Yesterday, I was speaking with a friend who was learning English as a second language. I don’t remember which word it was exactly, but we got on the subject of corporate speak, the nigh-meaningless terminology that businesses use to recast their activities as something impressive sounding.
I ended up sending her a link to Weird Al Yankovic’s recent video, “Mission Statement” which makes fun of corporate speak.
I let her listen to Weird Al sing about synergies, operationalizing strategies, monetizing assets and other esoteric phrases set to “Suite Judy Blue Eyes,” preparing to be asked what the heck those words meant.
As I waited, it suddenly occurred to me that my hopes for simplified grant reports where non-profits honestly reported the results of the project rather than claiming everything went as well or better than planned, were probably impossible.

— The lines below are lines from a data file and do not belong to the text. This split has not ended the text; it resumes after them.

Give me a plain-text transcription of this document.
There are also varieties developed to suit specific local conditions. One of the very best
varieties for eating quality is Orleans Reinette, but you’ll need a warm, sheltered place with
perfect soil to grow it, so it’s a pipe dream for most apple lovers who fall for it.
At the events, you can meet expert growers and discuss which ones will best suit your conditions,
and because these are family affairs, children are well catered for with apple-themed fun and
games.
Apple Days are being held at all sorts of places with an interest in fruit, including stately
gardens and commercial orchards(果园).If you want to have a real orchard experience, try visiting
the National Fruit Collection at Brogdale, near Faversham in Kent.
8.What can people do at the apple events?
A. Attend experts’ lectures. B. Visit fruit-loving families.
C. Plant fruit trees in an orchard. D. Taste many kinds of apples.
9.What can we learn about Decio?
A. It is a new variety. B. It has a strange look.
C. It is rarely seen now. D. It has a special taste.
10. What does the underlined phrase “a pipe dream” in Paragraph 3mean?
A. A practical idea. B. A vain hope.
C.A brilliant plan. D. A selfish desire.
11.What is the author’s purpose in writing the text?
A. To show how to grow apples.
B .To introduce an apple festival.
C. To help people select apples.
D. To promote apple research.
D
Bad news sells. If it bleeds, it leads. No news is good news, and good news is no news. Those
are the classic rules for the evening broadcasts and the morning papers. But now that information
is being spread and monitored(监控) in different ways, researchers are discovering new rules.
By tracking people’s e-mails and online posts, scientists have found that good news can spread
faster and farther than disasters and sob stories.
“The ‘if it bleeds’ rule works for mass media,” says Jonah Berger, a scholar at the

As long as for-profit companies are using this self-aggrandizing language to talk about themselves, non-profits are going to be expected to mimic them to some degree to provide the appearance of competence and effectiveness. Most granting entities are either the non-profit arm of companies employing this blather or are foundations with boards comprised of people who work for these companies. For them, use of the latest corporate speak buzzwords are indications of organizational health.
It also occurred to me that the difficulty in attracting audiences from all strata of society might be rooted, in part, in the need to employ an esoteric vocabulary. The need to sound impressive for funders probably influences marketing text. .
But it doesn’t mean much to the audiences you wish would show up.
Certainly there are plenty of other factors which might inhibit a decision to attend an event. Programmings choices that don’t resonate with the interests of local audiences being one.
However, I wouldn’t be surprised to learn that new employees who understand how to communicate in a way that interests desired community demographics find themselves pressured either overtly or subliminally over time to use more “polished” language.
I’m afraid that just as like death and taxes, the influence of corporate speak is going to persist until we can actualize a paradigm shift by distilling our core identities into a bleeding edge proactive client centric modality.